Services economy and trade and migration

UNCTAD has been supporting LDCs in the context of the Doha round services negotiations, to pursue development benefits from the current waiver enabling WTO members to provide preferential market access to services and service suppliers of LDCs to their markets. This can be viewed as an opportunity for development and better mobility.

UNCTAD has also analysed several proposals discussed at the WTO with potential impact on the movement of persons under the GATS, including the proposal on possible elements of an agreement on trade facilitation in services analysed at UNCTAD's Global Services Forum in July 2016.

UNCTAD's Services Policy Reviews (SPRs) also support countries in these linkages, by providing a thorough and customized analysis of the services economy and trade, with a methodology that addresses all relevant modes of trading services including Mode 4.

As such, SPRs present policy options to promote the development benefits of services provided by these temporary migrants, including through the best use of economic integration and cooperation and trade agreements, at bilateral, regional and international levels. This encompasses inter alia processes in Bangladesh, Paraguay, and Peru. The SPR of Bangladesh in particular contains an in-depth analysis of labour force exports.
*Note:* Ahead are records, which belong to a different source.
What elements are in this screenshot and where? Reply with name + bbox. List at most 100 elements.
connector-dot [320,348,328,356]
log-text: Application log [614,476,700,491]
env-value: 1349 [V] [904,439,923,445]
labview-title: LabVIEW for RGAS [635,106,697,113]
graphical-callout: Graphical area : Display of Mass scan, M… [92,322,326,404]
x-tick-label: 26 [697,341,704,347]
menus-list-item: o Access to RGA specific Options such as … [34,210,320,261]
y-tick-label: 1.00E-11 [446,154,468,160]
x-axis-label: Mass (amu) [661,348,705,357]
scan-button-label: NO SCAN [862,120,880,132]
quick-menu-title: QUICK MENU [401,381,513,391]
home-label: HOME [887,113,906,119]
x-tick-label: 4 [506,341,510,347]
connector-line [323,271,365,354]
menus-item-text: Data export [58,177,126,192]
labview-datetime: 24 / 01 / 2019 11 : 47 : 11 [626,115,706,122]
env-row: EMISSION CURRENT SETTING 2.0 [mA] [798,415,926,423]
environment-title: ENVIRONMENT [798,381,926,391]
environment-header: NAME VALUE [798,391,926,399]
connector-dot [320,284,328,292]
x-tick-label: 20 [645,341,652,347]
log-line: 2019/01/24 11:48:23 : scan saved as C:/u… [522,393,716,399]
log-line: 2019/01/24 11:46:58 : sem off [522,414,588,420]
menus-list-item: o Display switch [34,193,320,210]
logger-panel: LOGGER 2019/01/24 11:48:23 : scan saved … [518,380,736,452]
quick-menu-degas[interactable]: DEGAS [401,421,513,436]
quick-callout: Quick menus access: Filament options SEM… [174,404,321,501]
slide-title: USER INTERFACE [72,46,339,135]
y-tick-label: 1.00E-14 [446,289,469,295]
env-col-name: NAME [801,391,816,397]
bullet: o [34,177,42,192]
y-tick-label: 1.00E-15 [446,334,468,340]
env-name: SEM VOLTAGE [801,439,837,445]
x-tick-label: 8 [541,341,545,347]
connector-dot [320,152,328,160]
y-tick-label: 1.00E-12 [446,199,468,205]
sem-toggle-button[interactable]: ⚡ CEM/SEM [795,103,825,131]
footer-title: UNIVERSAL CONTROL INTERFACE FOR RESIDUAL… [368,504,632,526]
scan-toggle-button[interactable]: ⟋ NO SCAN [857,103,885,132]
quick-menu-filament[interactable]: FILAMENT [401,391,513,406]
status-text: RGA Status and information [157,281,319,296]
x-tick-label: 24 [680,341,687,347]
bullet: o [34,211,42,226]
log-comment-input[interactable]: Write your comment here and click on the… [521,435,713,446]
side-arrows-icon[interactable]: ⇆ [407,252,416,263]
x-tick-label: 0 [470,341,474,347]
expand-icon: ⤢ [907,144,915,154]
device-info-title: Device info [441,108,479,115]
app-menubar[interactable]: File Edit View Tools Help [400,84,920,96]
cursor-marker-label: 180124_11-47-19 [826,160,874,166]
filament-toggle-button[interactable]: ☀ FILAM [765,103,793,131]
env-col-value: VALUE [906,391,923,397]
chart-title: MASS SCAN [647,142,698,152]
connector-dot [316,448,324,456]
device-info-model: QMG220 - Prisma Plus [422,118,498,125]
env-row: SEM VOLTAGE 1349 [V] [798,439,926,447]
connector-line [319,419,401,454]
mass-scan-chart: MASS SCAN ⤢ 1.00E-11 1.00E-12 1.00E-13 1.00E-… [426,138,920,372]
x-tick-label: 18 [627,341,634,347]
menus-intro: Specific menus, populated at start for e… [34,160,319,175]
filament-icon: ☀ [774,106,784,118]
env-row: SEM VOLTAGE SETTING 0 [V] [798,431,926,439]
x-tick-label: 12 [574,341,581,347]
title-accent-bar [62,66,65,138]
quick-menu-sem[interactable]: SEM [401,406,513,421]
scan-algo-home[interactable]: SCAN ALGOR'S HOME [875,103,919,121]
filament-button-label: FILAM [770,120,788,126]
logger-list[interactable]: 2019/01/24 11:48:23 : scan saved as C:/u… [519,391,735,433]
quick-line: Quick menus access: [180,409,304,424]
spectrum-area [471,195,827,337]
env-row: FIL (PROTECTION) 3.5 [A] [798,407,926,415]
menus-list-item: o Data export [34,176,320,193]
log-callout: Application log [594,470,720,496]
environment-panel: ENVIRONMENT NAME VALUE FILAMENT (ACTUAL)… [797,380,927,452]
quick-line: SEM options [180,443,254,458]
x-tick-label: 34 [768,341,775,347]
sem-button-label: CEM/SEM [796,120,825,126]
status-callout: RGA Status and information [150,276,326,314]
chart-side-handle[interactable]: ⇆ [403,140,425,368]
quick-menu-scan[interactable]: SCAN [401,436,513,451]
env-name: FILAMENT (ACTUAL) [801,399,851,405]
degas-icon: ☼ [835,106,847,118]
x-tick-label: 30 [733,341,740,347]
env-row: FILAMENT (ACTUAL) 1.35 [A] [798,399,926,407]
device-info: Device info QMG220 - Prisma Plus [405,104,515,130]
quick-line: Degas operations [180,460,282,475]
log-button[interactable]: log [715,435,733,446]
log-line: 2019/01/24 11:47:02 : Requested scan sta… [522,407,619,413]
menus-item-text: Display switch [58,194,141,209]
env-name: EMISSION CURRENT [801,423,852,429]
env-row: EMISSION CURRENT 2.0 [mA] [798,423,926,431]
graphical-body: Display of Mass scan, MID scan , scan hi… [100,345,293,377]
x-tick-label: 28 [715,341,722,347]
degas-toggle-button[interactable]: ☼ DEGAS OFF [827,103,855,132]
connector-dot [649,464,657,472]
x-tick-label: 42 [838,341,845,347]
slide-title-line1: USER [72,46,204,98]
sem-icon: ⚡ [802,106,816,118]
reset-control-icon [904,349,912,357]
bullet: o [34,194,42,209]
Financial inclusion, digital financial services and migrant's remittances

UNCTAD has supported members' endeavours in fostering financial inclusion and its development contribution to migrants and remittances through SPRs, taking stock of the linkages between financial inclusion and remittances, trade and development implications of financial services, digital financial services, multi-year expert meetings on services, trade and development, and the Global Services Forum. SPRs in particular have a focus on infrastructure services, including on financial services, as it has been the case for e.g. Paraguay and Nicaragua.

This focus includes the regulatory objective of universal access and acknowledges the important development potential of financial services and financial inclusion for migration.

Partnerships

Global Compact for Safe, Orderly and Regular Migration (GCM)

UNCTAD supports the intergovernmental negotiations leading to the adoption of a Global Compact for Safe, Orderly, and Regular Migration, a process launched in the context of the New York Declaration for Refugees and Migrants.

Global Forum on Migration and Development (GFMD)

UNCTAD participates and contributes to the GFMD, an initiative of the United Nations Member States to address the migration and development interconnections.

Global Migration Group (GMG)

UNCTAD participates and contributes to the GMG and to several of its working groups.

The GMG is a United Nations inter-agency group to promote the wider application of all relevant international and regional instruments and norms relating to migration, and to encourage the adoption of more coherent, comprehensive and better coordinated approaches to the issue of international migration.

Focus Group on Digital Financial Services (DFS)

UNCTAD participates in this Focus Group devoted to explore ways to improve development benefits - including on remittances - of making available financial services via digital means by building on improved reach and reduced costs.

UNCTAD co-Chairs the Ecosystem Working Group and has collaborated in mapping the DFS ecosystem encompassing policy, regulatory and supervision enablers, players, and products and services - such as remittances.

The Focus Group is hosted by the International Telecommunication Union (ITU) and Chaired by the Gates Foundation, and it is an open platform for digital financial services stakeholders, including regulators, private sector and international organizations, to share knowledge and lessons learned to identify frameworks needed to support the scaling up of DFS usage.